Dr Rania Zein Eldien, Respiratory Specialist at Burjeel Hospital, Abu Dhabi says during prolonged sandstorms, there has been a mild to moderate increase in respiratory symptoms in patients known to have chronic lung disease.

"Patients with asthma, bronchiectasis, and chronic obstructive lung disease are affected by coarse dust particles contained in sandstorms. The increase in respiratory symptoms is related to dust exposure," she said.

"The dust storm triggers itchy or burning eyes, throat irritation, coughing or sneezing, headache, and acute asthmatic attack."

Eldien stresses that she usually advises her patients not to get direct exposure to dust by avoiding outdoor activities, and, if it is necessary, they must wear a face mask.

Dr Mohammed Zaqout, Consultant Internal Medicine with Prime Hospital, says people suffering from dust allergies are familiar with the sign and symptoms caused by dusty weather.

"Many people don't know the actual cause of dust allergy," he said. "Pollens and dust serve as allergic pyrogen to lungs and can exacerbate allergic attacks resulting into serious health issues such as asthma, sneezing, running nose, difficulty in the breathing and they need immediate medical attention."

He added: "People with serious health issues should avoid such weather and keep themselves safe."

Dr Faisal Hamza Dalvi, Specialist Internal Medicine at Burjeel Hospital Abu Dhabi, Reem Island said: "There has been an increase in asthma flareups and chest infections over the past few days."

People at risk during dusty conditions, according to Dalvi, include; people who are immunocompromised, people with asthma and chronic obstructive pulmonary disease, people with a history of allergies and hay fever, pregnant ladies, children and the elderly.

"Cold air is dry and it can irritate your airways.

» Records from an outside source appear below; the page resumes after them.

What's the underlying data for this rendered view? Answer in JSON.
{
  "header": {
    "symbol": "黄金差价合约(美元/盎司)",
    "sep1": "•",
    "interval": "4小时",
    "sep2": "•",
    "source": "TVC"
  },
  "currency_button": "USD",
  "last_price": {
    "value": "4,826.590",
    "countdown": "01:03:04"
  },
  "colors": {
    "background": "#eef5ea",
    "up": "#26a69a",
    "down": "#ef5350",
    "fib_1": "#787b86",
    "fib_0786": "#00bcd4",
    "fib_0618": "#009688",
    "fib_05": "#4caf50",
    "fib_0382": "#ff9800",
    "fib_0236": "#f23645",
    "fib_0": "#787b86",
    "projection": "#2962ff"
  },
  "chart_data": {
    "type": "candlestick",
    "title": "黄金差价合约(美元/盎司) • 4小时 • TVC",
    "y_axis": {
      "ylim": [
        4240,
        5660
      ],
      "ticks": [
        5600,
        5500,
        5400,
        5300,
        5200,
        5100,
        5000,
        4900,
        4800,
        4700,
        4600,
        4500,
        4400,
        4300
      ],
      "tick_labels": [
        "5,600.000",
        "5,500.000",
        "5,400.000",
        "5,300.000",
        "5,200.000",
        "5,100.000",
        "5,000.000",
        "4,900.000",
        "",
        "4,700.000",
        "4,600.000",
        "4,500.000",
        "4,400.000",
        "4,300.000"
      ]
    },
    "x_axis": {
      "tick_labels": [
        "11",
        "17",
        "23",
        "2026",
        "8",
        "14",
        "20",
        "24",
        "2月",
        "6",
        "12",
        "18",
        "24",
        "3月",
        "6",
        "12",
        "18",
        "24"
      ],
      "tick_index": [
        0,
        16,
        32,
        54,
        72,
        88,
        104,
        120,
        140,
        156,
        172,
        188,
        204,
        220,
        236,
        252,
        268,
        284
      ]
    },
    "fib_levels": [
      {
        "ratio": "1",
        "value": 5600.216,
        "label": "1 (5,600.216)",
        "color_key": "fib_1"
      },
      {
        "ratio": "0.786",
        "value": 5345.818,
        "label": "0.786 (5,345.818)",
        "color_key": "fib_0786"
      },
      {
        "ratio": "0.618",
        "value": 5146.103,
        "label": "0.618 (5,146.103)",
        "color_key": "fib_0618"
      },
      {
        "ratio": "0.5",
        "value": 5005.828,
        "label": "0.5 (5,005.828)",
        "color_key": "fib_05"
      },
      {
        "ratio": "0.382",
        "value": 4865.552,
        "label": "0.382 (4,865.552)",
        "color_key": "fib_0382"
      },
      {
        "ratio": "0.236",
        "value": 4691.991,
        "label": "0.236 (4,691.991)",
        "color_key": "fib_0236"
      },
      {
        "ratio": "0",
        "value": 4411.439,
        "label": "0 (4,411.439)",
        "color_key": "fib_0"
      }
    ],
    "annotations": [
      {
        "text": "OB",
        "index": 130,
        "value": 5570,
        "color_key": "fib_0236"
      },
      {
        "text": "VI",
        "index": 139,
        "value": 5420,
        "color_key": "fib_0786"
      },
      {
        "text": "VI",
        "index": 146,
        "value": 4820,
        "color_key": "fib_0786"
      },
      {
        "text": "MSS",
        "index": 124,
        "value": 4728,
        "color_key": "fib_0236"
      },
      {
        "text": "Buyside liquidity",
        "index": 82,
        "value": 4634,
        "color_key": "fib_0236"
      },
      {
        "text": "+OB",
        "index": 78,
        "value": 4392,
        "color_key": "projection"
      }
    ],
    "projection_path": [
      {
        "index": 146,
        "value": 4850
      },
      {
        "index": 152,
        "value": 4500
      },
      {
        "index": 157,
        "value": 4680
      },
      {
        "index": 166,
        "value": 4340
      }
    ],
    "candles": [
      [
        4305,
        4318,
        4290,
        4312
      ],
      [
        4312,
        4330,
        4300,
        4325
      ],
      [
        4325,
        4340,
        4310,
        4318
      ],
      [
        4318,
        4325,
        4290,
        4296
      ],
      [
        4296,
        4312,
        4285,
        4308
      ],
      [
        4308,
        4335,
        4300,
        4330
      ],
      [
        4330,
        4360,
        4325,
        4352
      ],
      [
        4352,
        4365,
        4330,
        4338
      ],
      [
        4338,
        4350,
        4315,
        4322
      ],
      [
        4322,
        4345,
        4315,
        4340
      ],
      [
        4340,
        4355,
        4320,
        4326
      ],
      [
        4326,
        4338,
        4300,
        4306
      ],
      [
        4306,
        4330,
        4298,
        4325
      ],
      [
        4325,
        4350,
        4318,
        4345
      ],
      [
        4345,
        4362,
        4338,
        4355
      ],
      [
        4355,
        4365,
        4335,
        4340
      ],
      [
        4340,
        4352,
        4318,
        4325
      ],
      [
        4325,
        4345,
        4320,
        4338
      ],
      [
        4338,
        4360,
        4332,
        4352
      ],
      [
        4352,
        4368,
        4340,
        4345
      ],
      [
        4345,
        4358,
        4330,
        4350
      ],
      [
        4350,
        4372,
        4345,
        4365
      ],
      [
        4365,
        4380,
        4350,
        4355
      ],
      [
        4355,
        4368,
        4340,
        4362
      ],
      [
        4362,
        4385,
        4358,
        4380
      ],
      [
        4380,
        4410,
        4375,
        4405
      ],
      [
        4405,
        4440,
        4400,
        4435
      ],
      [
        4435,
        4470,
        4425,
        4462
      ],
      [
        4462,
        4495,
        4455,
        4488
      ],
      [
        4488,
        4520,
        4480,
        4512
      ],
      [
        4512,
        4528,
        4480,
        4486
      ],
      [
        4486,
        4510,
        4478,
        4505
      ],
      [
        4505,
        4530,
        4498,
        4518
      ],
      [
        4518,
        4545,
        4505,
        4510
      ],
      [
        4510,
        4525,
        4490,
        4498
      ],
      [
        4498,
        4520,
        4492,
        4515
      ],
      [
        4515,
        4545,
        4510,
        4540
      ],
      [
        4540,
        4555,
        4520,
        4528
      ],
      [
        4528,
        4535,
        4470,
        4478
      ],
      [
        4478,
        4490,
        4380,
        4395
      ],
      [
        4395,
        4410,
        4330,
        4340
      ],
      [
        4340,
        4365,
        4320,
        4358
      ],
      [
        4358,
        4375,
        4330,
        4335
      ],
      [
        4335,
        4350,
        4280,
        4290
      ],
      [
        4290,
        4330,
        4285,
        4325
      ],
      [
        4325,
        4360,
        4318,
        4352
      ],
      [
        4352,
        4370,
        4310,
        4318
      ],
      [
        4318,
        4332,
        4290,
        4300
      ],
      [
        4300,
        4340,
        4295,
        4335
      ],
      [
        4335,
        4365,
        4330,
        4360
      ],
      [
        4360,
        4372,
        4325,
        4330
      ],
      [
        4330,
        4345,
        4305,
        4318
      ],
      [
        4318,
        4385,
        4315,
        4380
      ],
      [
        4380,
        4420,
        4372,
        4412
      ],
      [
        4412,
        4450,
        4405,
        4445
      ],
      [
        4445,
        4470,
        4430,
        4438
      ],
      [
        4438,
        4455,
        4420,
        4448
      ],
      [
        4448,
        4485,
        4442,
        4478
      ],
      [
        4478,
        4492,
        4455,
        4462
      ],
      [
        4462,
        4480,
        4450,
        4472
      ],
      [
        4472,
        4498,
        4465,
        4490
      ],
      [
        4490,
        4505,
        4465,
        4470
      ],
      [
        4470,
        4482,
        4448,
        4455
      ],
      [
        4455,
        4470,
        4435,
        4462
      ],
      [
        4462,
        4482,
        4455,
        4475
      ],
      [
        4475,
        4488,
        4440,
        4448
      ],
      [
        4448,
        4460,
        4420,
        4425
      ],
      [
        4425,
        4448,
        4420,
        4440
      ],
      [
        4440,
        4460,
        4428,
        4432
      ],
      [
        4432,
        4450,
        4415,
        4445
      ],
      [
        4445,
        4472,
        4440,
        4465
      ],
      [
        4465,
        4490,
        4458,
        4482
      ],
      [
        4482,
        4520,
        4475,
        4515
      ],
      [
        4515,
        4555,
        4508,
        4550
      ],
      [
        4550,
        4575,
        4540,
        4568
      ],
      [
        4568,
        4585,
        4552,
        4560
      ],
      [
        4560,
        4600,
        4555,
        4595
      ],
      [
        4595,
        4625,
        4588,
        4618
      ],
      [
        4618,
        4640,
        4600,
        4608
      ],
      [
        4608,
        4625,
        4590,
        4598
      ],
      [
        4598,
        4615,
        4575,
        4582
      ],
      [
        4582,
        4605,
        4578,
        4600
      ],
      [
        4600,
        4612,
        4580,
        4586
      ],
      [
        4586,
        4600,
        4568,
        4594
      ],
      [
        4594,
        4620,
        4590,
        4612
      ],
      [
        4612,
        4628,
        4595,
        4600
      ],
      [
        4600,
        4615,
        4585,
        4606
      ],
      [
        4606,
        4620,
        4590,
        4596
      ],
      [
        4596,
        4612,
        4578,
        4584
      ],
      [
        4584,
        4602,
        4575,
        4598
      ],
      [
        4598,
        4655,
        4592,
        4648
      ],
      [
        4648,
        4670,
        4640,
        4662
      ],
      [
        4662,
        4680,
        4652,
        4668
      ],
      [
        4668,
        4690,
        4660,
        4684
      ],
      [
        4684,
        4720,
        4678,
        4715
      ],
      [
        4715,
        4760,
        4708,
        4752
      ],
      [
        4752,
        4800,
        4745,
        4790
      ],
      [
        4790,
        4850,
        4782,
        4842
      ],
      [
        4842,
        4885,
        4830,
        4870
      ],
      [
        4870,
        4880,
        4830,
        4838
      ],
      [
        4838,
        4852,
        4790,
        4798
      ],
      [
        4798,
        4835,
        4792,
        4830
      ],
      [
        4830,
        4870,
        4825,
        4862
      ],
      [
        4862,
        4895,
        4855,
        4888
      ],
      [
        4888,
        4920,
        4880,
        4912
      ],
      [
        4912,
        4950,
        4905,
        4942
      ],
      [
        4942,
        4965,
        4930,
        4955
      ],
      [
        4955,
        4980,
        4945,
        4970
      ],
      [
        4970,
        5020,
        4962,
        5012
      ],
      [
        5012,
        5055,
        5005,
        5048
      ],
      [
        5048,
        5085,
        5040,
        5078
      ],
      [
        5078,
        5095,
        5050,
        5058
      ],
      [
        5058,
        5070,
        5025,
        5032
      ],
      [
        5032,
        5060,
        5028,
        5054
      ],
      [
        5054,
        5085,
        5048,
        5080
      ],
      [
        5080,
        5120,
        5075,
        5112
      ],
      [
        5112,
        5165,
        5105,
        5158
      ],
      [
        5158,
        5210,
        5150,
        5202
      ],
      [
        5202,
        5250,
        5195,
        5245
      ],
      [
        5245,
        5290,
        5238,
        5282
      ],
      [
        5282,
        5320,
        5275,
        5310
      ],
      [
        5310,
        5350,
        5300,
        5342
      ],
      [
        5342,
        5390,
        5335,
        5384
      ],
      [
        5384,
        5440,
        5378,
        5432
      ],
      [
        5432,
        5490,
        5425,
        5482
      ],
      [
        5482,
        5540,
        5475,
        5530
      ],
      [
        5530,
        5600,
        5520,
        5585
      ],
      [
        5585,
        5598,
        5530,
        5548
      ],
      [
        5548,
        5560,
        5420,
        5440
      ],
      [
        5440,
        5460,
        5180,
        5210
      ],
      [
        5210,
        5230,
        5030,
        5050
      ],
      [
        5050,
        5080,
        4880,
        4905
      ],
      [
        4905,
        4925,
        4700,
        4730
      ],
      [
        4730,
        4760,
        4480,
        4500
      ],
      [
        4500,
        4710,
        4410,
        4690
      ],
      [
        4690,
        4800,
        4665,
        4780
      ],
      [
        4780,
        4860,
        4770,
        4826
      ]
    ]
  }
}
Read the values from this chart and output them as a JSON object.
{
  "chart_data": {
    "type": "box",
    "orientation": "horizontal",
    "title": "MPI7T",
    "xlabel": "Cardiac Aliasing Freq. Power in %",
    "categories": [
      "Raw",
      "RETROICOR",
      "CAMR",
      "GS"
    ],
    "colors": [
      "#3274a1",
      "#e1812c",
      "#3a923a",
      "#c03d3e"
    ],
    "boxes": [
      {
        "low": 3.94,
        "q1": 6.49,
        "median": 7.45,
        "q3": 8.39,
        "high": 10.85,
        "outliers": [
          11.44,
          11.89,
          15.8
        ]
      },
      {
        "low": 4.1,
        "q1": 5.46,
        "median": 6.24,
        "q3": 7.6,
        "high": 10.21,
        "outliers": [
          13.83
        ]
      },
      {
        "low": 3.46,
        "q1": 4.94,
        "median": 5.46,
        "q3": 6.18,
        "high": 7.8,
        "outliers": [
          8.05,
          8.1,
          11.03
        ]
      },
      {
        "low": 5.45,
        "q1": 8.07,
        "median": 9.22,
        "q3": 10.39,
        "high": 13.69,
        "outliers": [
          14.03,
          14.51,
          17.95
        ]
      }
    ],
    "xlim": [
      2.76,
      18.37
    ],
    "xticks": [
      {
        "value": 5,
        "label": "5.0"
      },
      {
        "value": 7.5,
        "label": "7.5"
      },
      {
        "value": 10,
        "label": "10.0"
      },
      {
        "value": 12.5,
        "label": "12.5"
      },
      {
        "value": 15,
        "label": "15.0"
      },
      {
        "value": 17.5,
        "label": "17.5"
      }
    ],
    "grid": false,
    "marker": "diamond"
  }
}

It can also make you produce more mucus, which can make your asthma feel worse," he said.


Dr Dalvi says it is important for people prone to dust allergy using these simple and effective measures:

  • Cover your nose and mouth to protect your airways while outside
  • Wear protective eyewear and rinse your eyes with water if your eyes are irritated
  • Avoid busy and crowded places; it is better to stay indoors, with windows and doors closed
  • Avoid any strenuous exercise
  • Consider taking some anti-histamine (allergy) tablets if your hay fever gets worse during sandstorms
  • Use petroleum jelly to moisten your nostrils so they don't dry out
  • Take the flu jab, if you have not taken one
  • Follow the asthma action plan from your doctor

The National Centre of Meteorology (NCM) had earlier announced that there would be an extension of air depression accompanied by rains of different intensities in the Eastern and Southern regions until Thursday.